Match it to your comfort level
To begin determining your magical number, you first need to qualify what’s an emergency for you. Perhaps there’s an illness that can’t be covered by your health insurance. An accident could leave you disabled and unable to work for months. If you have a lot of recurring monthly expenses, you need to save more. You might only need 3 months worth of emergency fund.
Your emergency fund heavily depends on your comfort level, income stability, and financial needs. It’s important to remember that you need to change your budget when an emergency hits to at least minimize the effect. Don’t forget to replenish the emergency fund as soon as you can.
Life Insurance: 5x Gross Salary
The thing about insurance is you need to get it even when you don’t need it because when you need it, you might not be able to get it. You need to prepare for the worst.
While we never want to need life insurance, it helps protect your family in case of an unexpected death. This becomes even more important if you’re the main breadwinner or if your spouse makes significantly less than you. You don’t want to leave your family in financial distress.
However, there are people who don’t need a full-fledged life insurance. People who are single with no dependents can have a small policy to cover funeral expenses, but the same is not true for people who who have families that rely on their income to survive. If you’re the one bringing in the income into the family then you need ample life insurance.
That being said, it’s important to nail down the right amount of life insurance policy. According to rule of thumb, you need a policy that covers five times your gross salary. This will cover expenses and bills so your family can come to terms with this new reality without you in it.
Rules Of Thumb Aren’t Set in Stone
Did you get a home with 25% down payment or saved 15% of your income towards retirement? Did you only save only three months worth of expenses in your emergency fund or purchased a whole life insurance instead of the more popular term life insurance?
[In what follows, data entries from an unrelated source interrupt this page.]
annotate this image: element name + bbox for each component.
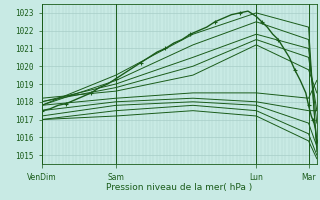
X-axis label: Pression niveau de la mer( hPa ): Pression niveau de la mer( hPa ) [106,183,252,192]
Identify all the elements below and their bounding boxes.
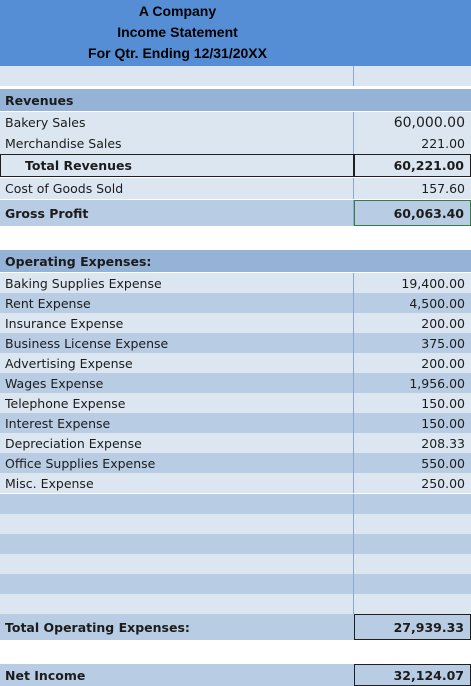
table-row: Advertising Expense 200.00	[0, 353, 471, 373]
row-value: 200.00	[421, 355, 465, 371]
empty-cell	[0, 554, 354, 574]
table-row: Business License Expense 375.00	[0, 333, 471, 353]
company-name: A Company	[138, 3, 217, 19]
empty-cell	[354, 574, 471, 594]
blank-row	[0, 66, 471, 86]
table-row: Depreciation Expense 208.33	[0, 433, 471, 453]
blank-row	[0, 514, 471, 534]
row-label: Telephone Expense	[0, 393, 354, 413]
row-label: Wages Expense	[0, 373, 354, 393]
table-row: Interest Expense 150.00	[0, 413, 471, 433]
table-row: Telephone Expense 150.00	[0, 393, 471, 413]
statement-header: A Company Income Statement For Qtr. Endi…	[0, 0, 471, 66]
blank-row	[0, 494, 471, 514]
row-label: Baking Supplies Expense	[0, 273, 354, 293]
cogs-label: Cost of Goods Sold	[0, 178, 354, 199]
empty-cell	[0, 594, 354, 614]
net-income-label: Net Income	[5, 667, 86, 683]
table-row: Office Supplies Expense 550.00	[0, 453, 471, 473]
table-row: Bakery Sales 60,000.00	[0, 112, 471, 133]
gross-profit-label: Gross Profit	[0, 200, 354, 226]
blank-row	[0, 534, 471, 554]
row-label: Depreciation Expense	[0, 433, 354, 453]
total-revenues-row: Total Revenues 60,221.00	[0, 154, 471, 177]
table-row: Cost of Goods Sold 157.60	[0, 178, 471, 199]
row-value: 1,956.00	[409, 375, 465, 391]
empty-cell	[0, 574, 354, 594]
row-value: 250.00	[421, 475, 465, 491]
row-value: 200.00	[421, 315, 465, 331]
blank-row	[0, 226, 471, 250]
total-expenses-label: Total Operating Expenses:	[5, 619, 190, 635]
row-label: Bakery Sales	[0, 112, 354, 133]
expenses-heading-row: Operating Expenses:	[0, 250, 471, 272]
row-label: Merchandise Sales	[0, 133, 354, 154]
gross-profit-row: Gross Profit 60,063.40	[0, 200, 471, 226]
row-value: 150.00	[421, 415, 465, 431]
total-expenses-value: 27,939.33	[354, 614, 471, 640]
row-value: 150.00	[421, 395, 465, 411]
row-value: 19,400.00	[401, 275, 465, 291]
revenues-heading-row: Revenues	[0, 89, 471, 111]
net-income-value: 32,124.07	[354, 664, 471, 686]
gross-profit-value: 60,063.40	[354, 200, 471, 226]
blank-row	[0, 554, 471, 574]
total-revenues-value: 60,221.00	[354, 154, 471, 177]
empty-cell	[0, 514, 354, 534]
empty-cell	[354, 594, 471, 614]
row-label: Advertising Expense	[0, 353, 354, 373]
cogs-value: 157.60	[421, 181, 465, 196]
row-label: Office Supplies Expense	[0, 453, 354, 473]
row-label: Insurance Expense	[0, 313, 354, 333]
blank-row	[0, 594, 471, 614]
row-label: Rent Expense	[0, 293, 354, 313]
table-row: Merchandise Sales 221.00	[0, 133, 471, 154]
empty-cell	[354, 534, 471, 554]
table-row: Misc. Expense 250.00	[0, 473, 471, 493]
row-value: 221.00	[421, 136, 465, 151]
row-value: 4,500.00	[409, 295, 465, 311]
revenues-heading: Revenues	[5, 92, 74, 108]
statement-title: Income Statement	[117, 24, 238, 40]
row-label: Interest Expense	[0, 413, 354, 433]
row-label: Misc. Expense	[0, 473, 354, 493]
empty-cell	[0, 534, 354, 554]
row-value: 375.00	[421, 335, 465, 351]
empty-cell	[354, 514, 471, 534]
total-expenses-row: Total Operating Expenses: 27,939.33	[0, 614, 471, 640]
blank-row	[0, 574, 471, 594]
empty-cell	[0, 494, 354, 514]
table-row: Insurance Expense 200.00	[0, 313, 471, 333]
empty-cell	[354, 554, 471, 574]
total-revenues-label: Total Revenues	[0, 154, 354, 177]
row-label: Business License Expense	[0, 333, 354, 353]
statement-period: For Qtr. Ending 12/31/20XX	[88, 45, 267, 61]
row-value: 550.00	[421, 455, 465, 471]
expenses-heading: Operating Expenses:	[5, 253, 152, 269]
empty-cell	[354, 494, 471, 514]
row-value: 60,000.00	[393, 114, 465, 131]
table-row: Wages Expense 1,956.00	[0, 373, 471, 393]
blank-row	[0, 640, 471, 662]
table-row: Rent Expense 4,500.00	[0, 293, 471, 313]
net-income-row: Net Income 32,124.07	[0, 664, 471, 686]
table-row: Baking Supplies Expense 19,400.00	[0, 273, 471, 293]
row-value: 208.33	[421, 435, 465, 451]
Don’t worry if your finances are different from what’s outlined here. These are, after all, only rules of thumb and not laws. They’re tried and true guidelines for the most important financial decisions and are helpful if you’re looking for simple financial advice.
Always remember that you have a ton of freedom when it comes to your finances. It’s your money so you call the shots. These rules are there to simplify the sometimes overly complicated mathematics of finance.
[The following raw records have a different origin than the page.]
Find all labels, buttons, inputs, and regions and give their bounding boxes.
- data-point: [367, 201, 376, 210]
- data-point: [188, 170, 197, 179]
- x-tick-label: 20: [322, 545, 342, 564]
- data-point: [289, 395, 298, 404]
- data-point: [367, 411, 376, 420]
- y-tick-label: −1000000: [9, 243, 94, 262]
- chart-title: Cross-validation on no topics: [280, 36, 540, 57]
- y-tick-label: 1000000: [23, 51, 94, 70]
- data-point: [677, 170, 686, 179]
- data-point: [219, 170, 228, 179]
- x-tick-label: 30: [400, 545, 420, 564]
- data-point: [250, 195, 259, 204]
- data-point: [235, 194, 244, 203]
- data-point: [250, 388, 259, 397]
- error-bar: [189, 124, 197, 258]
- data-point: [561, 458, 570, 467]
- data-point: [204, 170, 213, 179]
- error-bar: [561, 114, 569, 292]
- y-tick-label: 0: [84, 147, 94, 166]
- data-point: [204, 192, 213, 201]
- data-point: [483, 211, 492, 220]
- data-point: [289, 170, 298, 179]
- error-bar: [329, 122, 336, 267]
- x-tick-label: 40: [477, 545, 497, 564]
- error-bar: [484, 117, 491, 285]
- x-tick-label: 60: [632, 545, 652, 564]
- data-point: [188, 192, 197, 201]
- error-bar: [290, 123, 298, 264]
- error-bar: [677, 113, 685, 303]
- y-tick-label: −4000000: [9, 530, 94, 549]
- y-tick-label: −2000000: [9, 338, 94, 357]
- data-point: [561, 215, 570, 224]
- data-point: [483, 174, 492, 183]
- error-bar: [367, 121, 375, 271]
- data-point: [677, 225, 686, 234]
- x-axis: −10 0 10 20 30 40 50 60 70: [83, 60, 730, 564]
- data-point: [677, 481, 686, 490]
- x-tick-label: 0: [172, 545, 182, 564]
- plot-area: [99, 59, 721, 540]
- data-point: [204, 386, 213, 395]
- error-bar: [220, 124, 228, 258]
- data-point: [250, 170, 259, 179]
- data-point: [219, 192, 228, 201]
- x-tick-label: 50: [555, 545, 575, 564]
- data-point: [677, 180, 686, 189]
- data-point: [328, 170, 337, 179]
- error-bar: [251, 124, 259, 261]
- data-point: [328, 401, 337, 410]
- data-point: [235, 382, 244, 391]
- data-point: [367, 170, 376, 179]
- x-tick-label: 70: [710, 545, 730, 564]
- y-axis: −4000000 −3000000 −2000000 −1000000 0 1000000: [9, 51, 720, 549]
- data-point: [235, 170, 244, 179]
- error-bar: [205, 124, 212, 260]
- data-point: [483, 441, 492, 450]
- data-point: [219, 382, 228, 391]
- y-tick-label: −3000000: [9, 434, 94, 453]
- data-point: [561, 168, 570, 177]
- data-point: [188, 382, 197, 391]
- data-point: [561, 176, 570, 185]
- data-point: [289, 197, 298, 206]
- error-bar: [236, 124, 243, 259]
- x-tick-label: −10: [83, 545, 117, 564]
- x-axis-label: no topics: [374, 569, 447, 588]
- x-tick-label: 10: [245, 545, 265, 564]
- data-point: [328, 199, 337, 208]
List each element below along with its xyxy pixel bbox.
Sometimes you need to experiment with one method to another in order to nail the best one financial circumstances. If those don’t conform with the financial rules of thumb, but work for you, then there’s no reason to force them.
Finances can be overwhelming and complicated. There are many decisions that you need to make on a daily basis, but if you’re gunning for the best possible choices, you need to have some advice about what works and what don’t.
These financial rules of thumb don’t apply everyone. You need to consider individual differences in terms of financial circumstances and goals. The good thing is, you can make financial plans loosely based on these rules to give your finances some semblance of direction. And if some of these rules don’t apply to you, you can simply bend and modify to get the most advantage.